Rail freight: 13 September 2016
Release of the Rail freight strategy.
I am today (13 September 2016) publishing the government’s new ‘Rail freight strategy’, which has been developed in collaboration with Network Rail, the rail freight industry and its customers.
Rail freight makes an important contribution to our economic and environmental well-being, with benefits estimated at around £1.6 billion to the national economy every year. It generates around £1 billion from improved productivity, while around £0.6 billion is the value of the reductions in road congestion, carbon emissions and air pollutants.
Rail freight currently carries one in four of the containers coming into our ports, and has the potential to carry an even higher proportion. Each freight train removes the equivalent of up to 76 lorry journeys from our roads. Transporting freight by rail reduces carbon emissions by around three quarters compared to road, and also provides significant benefits through reduced local air pollution, road damage, traffic noise and road traffic accidents.
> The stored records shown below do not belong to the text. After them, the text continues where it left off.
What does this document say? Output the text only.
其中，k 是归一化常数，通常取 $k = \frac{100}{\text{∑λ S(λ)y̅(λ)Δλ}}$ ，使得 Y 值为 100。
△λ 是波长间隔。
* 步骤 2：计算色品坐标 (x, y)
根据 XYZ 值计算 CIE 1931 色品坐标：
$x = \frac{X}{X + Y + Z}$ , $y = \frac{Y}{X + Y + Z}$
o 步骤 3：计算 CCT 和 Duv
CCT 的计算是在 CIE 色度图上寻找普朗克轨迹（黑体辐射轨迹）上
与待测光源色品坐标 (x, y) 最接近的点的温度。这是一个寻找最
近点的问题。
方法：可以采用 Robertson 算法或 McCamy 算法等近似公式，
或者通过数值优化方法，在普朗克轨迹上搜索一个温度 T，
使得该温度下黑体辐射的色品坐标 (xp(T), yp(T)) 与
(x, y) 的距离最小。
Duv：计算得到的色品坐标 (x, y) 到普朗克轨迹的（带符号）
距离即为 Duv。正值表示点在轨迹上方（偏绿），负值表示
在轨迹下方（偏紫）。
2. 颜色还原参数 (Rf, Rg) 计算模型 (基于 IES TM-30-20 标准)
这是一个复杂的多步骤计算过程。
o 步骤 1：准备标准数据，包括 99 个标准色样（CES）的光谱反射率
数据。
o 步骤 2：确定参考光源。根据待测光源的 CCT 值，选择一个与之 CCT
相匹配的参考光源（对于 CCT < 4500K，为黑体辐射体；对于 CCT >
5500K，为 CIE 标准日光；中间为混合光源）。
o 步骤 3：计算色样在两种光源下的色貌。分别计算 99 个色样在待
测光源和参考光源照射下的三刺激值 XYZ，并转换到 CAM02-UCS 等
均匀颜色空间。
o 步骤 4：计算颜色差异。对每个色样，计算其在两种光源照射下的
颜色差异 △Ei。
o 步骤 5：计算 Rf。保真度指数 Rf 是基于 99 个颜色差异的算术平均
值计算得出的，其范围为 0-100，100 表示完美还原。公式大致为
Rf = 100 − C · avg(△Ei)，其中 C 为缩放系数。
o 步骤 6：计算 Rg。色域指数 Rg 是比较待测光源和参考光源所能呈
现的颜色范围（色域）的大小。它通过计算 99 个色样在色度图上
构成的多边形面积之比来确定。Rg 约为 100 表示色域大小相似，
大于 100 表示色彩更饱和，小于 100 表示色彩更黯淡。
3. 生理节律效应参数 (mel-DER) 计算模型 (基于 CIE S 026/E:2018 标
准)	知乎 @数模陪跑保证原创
Since rail privatisation in the 1990s, the rail freight industry’s market share of freight transport has risen from around 5% to around 12%. The industry has invested significantly on its own account, in rolling stock and terminals, in order to win new customers.
Government is also investing on a large scale in the rail network, including important enhancements worth nearly £240 million specifically identified by the rail freight industry as their priority.
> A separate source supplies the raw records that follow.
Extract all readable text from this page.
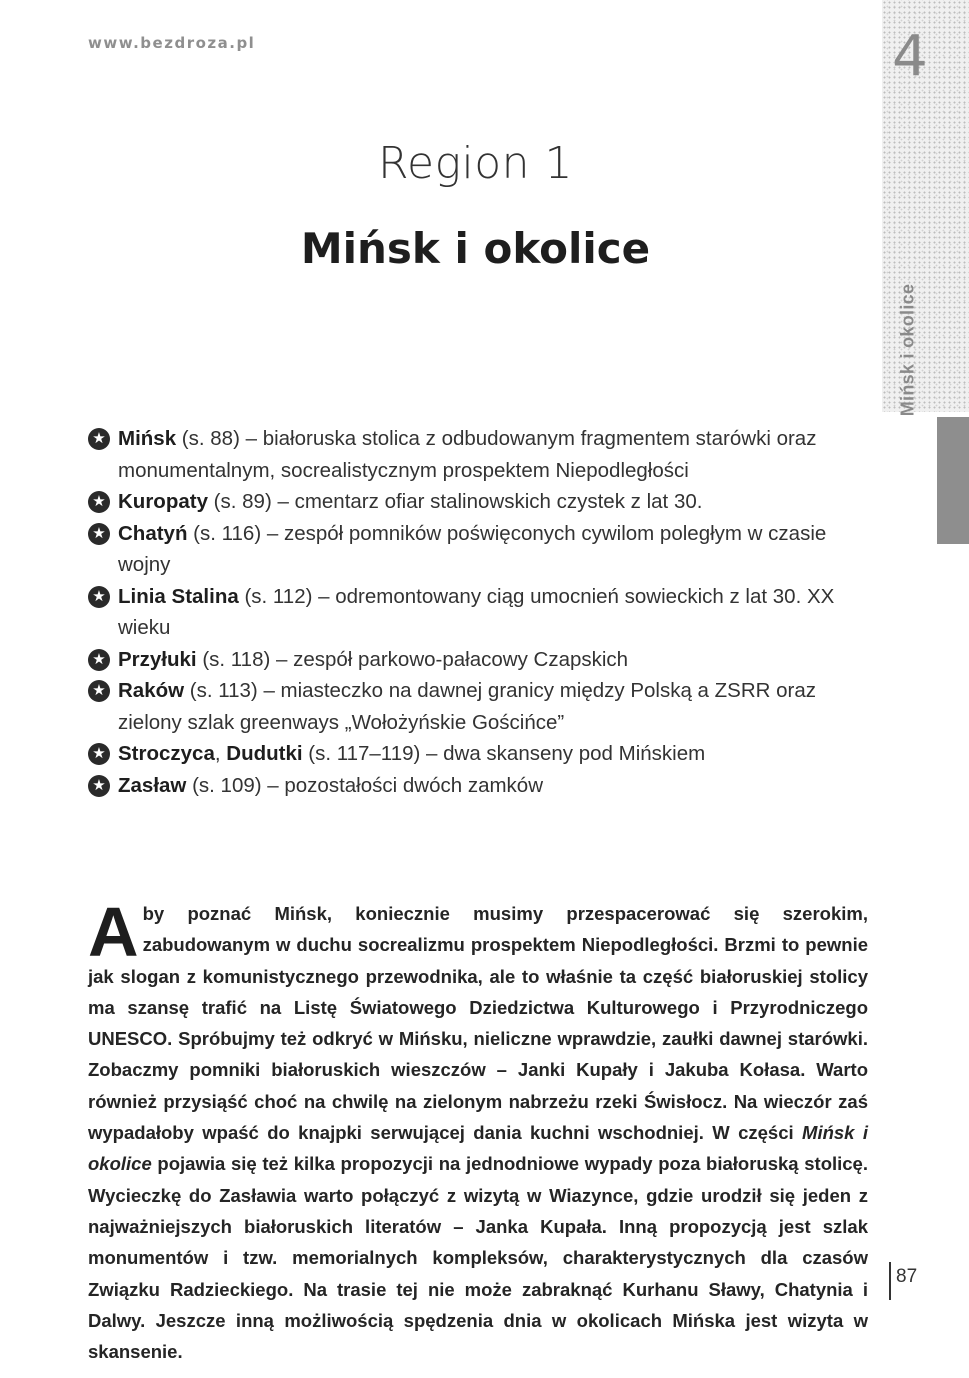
www.bezdroza.pl	4
Mińsk i okolice
Region 1
Mińsk i okolice
★ Mińsk (s. 88) – białoruska stolica z odbudowanym fragmentem starówki oraz monumentalnym, socrealistycznym prospektem Niepodległości
★ Kuropaty (s. 89) – cmentarz ofiar stalinowskich czystek z lat 30.
★ Chatyń (s. 116) – zespół pomników poświęconych cywilom poległym w czasie wojny
★ Linia Stalina (s. 112) – odremontowany ciąg umocnień sowieckich z lat 30. XX wieku
★ Przyłuki (s. 118) – zespół parkowo-pałacowy Czapskich
★ Raków (s. 113) – miasteczko na dawnej granicy między Polską a ZSRR oraz zielony szlak greenways „Wołożyńskie Gościńce”
★ Stroczyca, Dudutki (s. 117–119) – dwa skanseny pod Mińskiem
★ Zasław (s. 109) – pozostałości dwóch zamków

Aby poznać Mińsk, koniecznie musimy przespacerować się szerokim, zabudowanym w duchu socrealizmu prospektem Niepodległości. Brzmi to pewnie jak slogan z komunistycznego przewodnika, ale to właśnie ta część białoruskiej stolicy ma szansę trafić na Listę Światowego Dziedzictwa Kulturowego i Przyrodniczego UNESCO. Spróbujmy też odkryć w Mińsku, nieliczne wprawdzie, zaułki dawnej starówki. Zobaczmy pomniki białoruskich wieszczów – Janki Kupały i Jakuba Kołasa. Warto również przysiąść choć na chwilę na zielonym nabrzeżu rzeki Świsłocz. Na wieczór zaś wypadałoby wpaść do knajpki serwującej dania kuchni wschodniej. W części Mińsk i okolice pojawia się też kilka propozycji na jednodniowe wypady poza białoruską stolicę. Wycieczkę do Zasławia warto połączyć z wizytą w Wiazynce, gdzie urodził się jeden z najważniejszych białoruskich literatów – Janka Kupała. Inną propozycją jest szlak monumentów i tzw. memorialnych kompleksów, charakterystycznych dla czasów Związku Radzieckiego. Na trasie tej nie może zabraknąć Kurhanu Sławy, Chatynia i Dalwy. Jeszcze inną możliwością spędzenia dnia w okolicach Mińska jest wizyta w skansenie.

87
This Rail freight strategy sets out our vision for how rail freight can continue to grow, and how the broader logistics sector and rail industry can collaborate and innovate to help relieve pressure on the road network. It looks at challenges facing the rail freight industry – the way in which network capacity is used, the potential for innovation, the skills challenge and public perceptions of rail freight – and identifies ways in which the government and the industry can work together to address them.
A copy of the strategy has been placed in the library of both Houses and is also available on GOV.UK, together with 2 supporting technical reports.